Disclosed in the present application is a multimedia data processing method. The method comprises: on the basis of a label to be deleted, determining multimedia data to be processed, wherein a label of said multimedia data comprises the label to be deleted; identifying the content of said multimedia data, and determining a fragment to be deleted from said multimedia data, wherein the content of said fragment comprises an object corresponding to the label to be deleted; and clipping said fragment from said multimedia data, so as to obtain target multimedia data. Further disclosed in the present application are a multimedia data processing apparatus, a device, and a storage medium.

Description

多媒体数据处理方法及装置、设备、存储介质Multimedia data processing method and device, device, storage medium
相关申请的交叉引用Cross References to Related Applications
本申请基于申请号为202110569790.5、申请日为2021年5月25日的中国专利申请提出,并要求该中国专利申请的优先权,该中国专利申请的全部内容在此以引入方式并入本申请。This application is based on a Chinese patent application with application number 202110569790.5 and a filing date of May 25, 2021, and claims the priority of this Chinese patent application. The entire content of this Chinese patent application is hereby incorporated into this application by reference.
技术领域technical field
本申请涉及计算机技术领域,涉及但不限于一种多媒体数据处理方法及装置、设备、存储介质。The present application relates to the field of computer technology, and relates to but not limited to a multimedia data processing method, device, equipment, and storage medium.
背景技术Background technique
直播业务高速发展的今天,打造内容安全平台,减少负面影响是直播业务发展的基本条件。Today, with the rapid development of live broadcast business, building a content security platform and reducing negative impact are the basic conditions for the development of live broadcast business.
目前,处理有内容安全问题的历史直播视频处理方案是人工手动操作,在商家登记的直播信息中,查询到有需要下架的商品出现的直播视频资源,需要删除掉整个直播视频资源。At present, the historical live video processing solution with content security issues is manually operated. In the live broadcast information registered by the merchant, if a live video resource with a product that needs to be removed from the shelf is found, the entire live video resource needs to be deleted.
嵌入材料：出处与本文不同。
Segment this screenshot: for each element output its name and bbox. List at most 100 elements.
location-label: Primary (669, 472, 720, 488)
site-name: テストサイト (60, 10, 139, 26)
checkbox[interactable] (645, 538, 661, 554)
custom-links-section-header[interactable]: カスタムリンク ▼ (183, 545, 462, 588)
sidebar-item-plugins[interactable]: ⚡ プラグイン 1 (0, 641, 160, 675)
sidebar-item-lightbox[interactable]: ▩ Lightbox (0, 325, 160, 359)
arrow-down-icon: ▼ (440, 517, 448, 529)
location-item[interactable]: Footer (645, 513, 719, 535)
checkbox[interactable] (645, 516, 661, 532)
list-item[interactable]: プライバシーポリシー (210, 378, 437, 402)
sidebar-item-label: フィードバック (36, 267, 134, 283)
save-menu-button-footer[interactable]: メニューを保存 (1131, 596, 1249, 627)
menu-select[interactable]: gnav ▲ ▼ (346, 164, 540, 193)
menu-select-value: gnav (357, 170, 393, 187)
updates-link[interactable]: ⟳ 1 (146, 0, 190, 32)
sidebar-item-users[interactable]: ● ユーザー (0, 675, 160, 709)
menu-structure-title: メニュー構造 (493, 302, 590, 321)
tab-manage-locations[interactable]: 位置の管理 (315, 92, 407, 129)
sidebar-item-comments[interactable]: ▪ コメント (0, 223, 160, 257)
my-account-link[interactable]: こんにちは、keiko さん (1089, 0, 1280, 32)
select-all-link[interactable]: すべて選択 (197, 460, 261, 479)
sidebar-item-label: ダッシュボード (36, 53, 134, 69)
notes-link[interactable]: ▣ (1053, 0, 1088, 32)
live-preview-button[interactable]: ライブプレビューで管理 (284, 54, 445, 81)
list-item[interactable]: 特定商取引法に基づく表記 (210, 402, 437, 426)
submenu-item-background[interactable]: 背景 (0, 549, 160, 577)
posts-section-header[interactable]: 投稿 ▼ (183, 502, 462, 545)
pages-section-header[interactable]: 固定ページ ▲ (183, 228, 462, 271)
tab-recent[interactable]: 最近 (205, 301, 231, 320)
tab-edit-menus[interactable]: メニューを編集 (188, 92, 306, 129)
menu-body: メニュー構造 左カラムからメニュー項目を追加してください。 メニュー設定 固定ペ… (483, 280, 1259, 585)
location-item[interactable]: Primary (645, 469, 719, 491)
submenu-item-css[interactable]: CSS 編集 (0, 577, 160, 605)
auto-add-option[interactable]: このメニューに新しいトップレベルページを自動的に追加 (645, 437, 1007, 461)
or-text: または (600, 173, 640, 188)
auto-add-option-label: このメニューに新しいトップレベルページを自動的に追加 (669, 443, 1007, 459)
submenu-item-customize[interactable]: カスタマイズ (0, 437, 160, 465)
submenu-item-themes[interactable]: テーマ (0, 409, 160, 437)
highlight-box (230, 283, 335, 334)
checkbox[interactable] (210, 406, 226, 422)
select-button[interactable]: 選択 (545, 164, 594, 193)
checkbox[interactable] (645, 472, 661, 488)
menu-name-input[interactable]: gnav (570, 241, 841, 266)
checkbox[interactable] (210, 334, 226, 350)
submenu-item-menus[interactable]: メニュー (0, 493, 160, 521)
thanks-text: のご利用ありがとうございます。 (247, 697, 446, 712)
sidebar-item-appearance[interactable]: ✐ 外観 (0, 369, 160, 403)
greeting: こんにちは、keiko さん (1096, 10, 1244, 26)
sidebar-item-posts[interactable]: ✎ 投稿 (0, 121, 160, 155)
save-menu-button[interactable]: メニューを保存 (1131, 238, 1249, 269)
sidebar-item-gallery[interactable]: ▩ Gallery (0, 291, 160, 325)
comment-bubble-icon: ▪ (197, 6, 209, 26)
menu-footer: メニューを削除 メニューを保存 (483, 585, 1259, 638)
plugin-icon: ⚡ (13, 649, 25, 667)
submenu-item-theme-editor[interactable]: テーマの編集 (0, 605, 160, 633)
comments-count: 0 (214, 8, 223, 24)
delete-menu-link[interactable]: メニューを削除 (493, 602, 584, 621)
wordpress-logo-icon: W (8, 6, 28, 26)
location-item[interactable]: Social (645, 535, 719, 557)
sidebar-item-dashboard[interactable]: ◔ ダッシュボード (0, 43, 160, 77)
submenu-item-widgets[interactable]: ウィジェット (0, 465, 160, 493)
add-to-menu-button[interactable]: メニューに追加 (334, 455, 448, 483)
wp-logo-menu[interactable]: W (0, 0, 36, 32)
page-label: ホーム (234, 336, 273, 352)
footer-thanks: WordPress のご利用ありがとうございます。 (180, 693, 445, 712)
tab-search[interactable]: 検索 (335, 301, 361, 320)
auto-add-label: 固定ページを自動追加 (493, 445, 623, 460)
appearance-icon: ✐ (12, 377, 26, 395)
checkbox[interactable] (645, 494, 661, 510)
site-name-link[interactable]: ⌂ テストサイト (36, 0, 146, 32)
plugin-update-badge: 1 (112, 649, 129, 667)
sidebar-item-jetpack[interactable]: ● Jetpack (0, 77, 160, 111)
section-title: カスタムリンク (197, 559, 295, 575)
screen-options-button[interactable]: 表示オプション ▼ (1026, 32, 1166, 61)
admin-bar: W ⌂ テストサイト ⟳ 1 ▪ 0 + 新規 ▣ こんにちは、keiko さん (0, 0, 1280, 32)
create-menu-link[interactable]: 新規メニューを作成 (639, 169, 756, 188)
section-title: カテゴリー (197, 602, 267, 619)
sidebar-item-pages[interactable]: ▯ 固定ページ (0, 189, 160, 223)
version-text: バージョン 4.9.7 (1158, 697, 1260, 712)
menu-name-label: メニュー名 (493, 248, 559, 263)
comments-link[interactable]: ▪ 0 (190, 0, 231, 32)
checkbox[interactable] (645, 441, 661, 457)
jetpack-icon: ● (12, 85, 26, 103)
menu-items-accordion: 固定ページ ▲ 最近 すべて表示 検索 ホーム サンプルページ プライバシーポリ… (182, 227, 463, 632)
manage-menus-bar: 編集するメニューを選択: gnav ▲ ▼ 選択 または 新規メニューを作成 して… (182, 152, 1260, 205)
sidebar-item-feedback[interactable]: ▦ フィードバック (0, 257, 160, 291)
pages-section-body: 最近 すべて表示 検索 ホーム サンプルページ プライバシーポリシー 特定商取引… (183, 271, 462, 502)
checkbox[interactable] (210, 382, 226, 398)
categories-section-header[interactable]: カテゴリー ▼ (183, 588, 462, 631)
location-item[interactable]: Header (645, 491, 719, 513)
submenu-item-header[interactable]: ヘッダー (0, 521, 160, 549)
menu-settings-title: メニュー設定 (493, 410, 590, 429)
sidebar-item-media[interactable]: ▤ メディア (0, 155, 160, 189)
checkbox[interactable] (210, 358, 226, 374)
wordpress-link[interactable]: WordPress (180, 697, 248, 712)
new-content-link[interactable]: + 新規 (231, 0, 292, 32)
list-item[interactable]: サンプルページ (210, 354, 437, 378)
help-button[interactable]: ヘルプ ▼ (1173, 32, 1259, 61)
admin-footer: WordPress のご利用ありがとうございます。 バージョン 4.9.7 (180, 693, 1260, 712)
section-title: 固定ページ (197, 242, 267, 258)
但是上述处理方案存在这样的技术问题:消费者会偶尔翻看直播的历史视频资源,核对当时的订单详情,比如赠品数量是否与直播时一致等情况,直接下掉整场直播资源,会将消费者想翻看的视频内容一起删除,从而造成不必要的视频内容的删除。。However, there is such a technical problem in the above solution: consumers will occasionally look through the historical video resources of the live broadcast, check the order details at that time, such as whether the number of gifts is consistent with the live broadcast, and directly download the entire live broadcast resources, which will consume The video content that the reader wants to browse is deleted together, thereby causing unnecessary deletion of video content. .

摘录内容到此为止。